There were two main paths. The first one was high-speed AFM. For me, that is useful for what I call “machine at works,” which means looking at a molecular complex and observing the kinetics of that complex. It may be on support of bilayer on cells, but it's really reduced to these kind of small systems, owing to the limitations of high speed AFM, small field and so on.

The second path was correlative microscopy, which combines an AFM with another instrument. It could be a fluorescence microscope and for this to have the same resolution, it would need to be a super resolution system. All these technologies were acknowledged by the Nobel Prize, but it could also be Raman imaging, electron microscopy or any other imaging technique that can not only be combined with an AFM, but combined such that there is a special correlation. The same resolution can be achieved now with fluorescence microscopy, which has reached nanometer resolution.

Where can readers find more information?

About Dr. Frank Lafont

Frank Lafont had medical, scientific and management training and graduated from the Paris VI Pierre & Marie Curie University and from the ESCP-Europe Business School. Regarding Life Sciences, he did his Biology Master practical in Pr J Glowinski’s Laboratory (Neuropharmacology) at the Collège de France (Paris, France), and his Life Science Thesis at the École Normale Supérieure (Paris, France) in Pr A Prochiantz ‘ Laboratory (Developmental Neurobiology). He did his post-doc training at EMBL (Heidelberg, Germany) in Pr K Simons’ Group (Cell biology).

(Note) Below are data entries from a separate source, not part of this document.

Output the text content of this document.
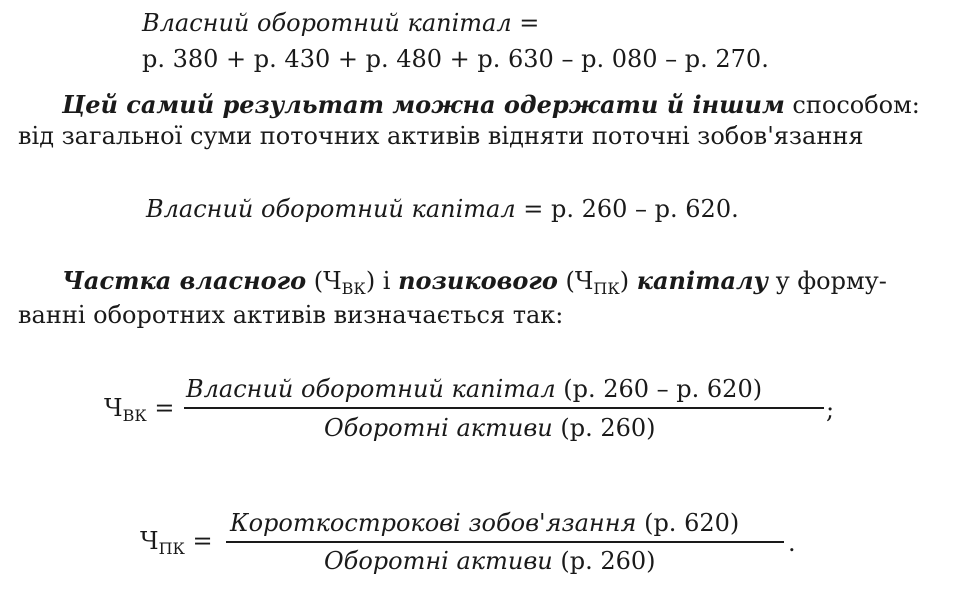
Власний оборотний капітал =
р. 380 + р. 430 + р. 480 + р. 630 – р. 080 – р. 270.
Цей самий результат можна одержати й іншим способом:
від загальної суми поточних активів відняти поточні зобов'язання
Власний оборотний капітал = р. 260 – р. 620.
Частка власного $(Ч_{ВК})$ і позикового $(Ч_{ПК})$ капіталу у форму-
ванні оборотних активів визначається так:
$Ч_{ВК}$ =
Власний оборотний капітал (р. 260 – р. 620)
Оборотні активи (р. 260)
;
$Ч_{ПК}$ =
Короткострокові зобов'язання (р. 620)
Оборотні активи (р. 260)
.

Then, he moved to Geneva (Switzerland) as Junior Lecturer at the University Medical Center in Pr FG van der Goot’s Laboratory (Microbiology) before becoming Scientific Collaborator at EPFL (Lausanne, Switzerland) in S Catsicas ‘Group (Brain and Mind Institute). While at EPFL, he developed his expertise in Atomic Force Microscopy at the Complex Mater Physics Dept (G. Dietler‘s Group).

Since September 2005, he is Group Leader at the Lille Pasteur Institute (Cellular Microbiology and Physics of Infection Group, www.cmpi.cnrs.fr) and since 2010 he is the Scientific Director of the BioImaging Center Lille (bicel.org). In 2014, he was nominated Scientific Officer (Chargé de mission) for microbiology and infectious diseases at the Executive Office of the Biological Science National Institute – CNRS.

Frank Lafont is coordinating a number of Scientific Programs funded by the French National Agency incl. within the Investment for the Future Program and involved in several EU Programs. He is the Vice-President of the French Club for autophagy, Secretary of the French Society for Cell Biology and member of the Scientific Board of the French Society for Biophysics. He is member of the ASCB, Biophys. Soc. and the ASM. He is lecturer and/or responsible of teaching units in Infectious diseases at the Medicine Faculty, and in Biology and Physics Masters at the Science Faculty of the Lille Univ.

His main research interest is to unveil how biophysical properties of membrane can regulate autophagy cell signaling responses induced upon host-pathogen interaction. He has 68 articles in peer-reviewed journals in PubMed and more that 4700 citations.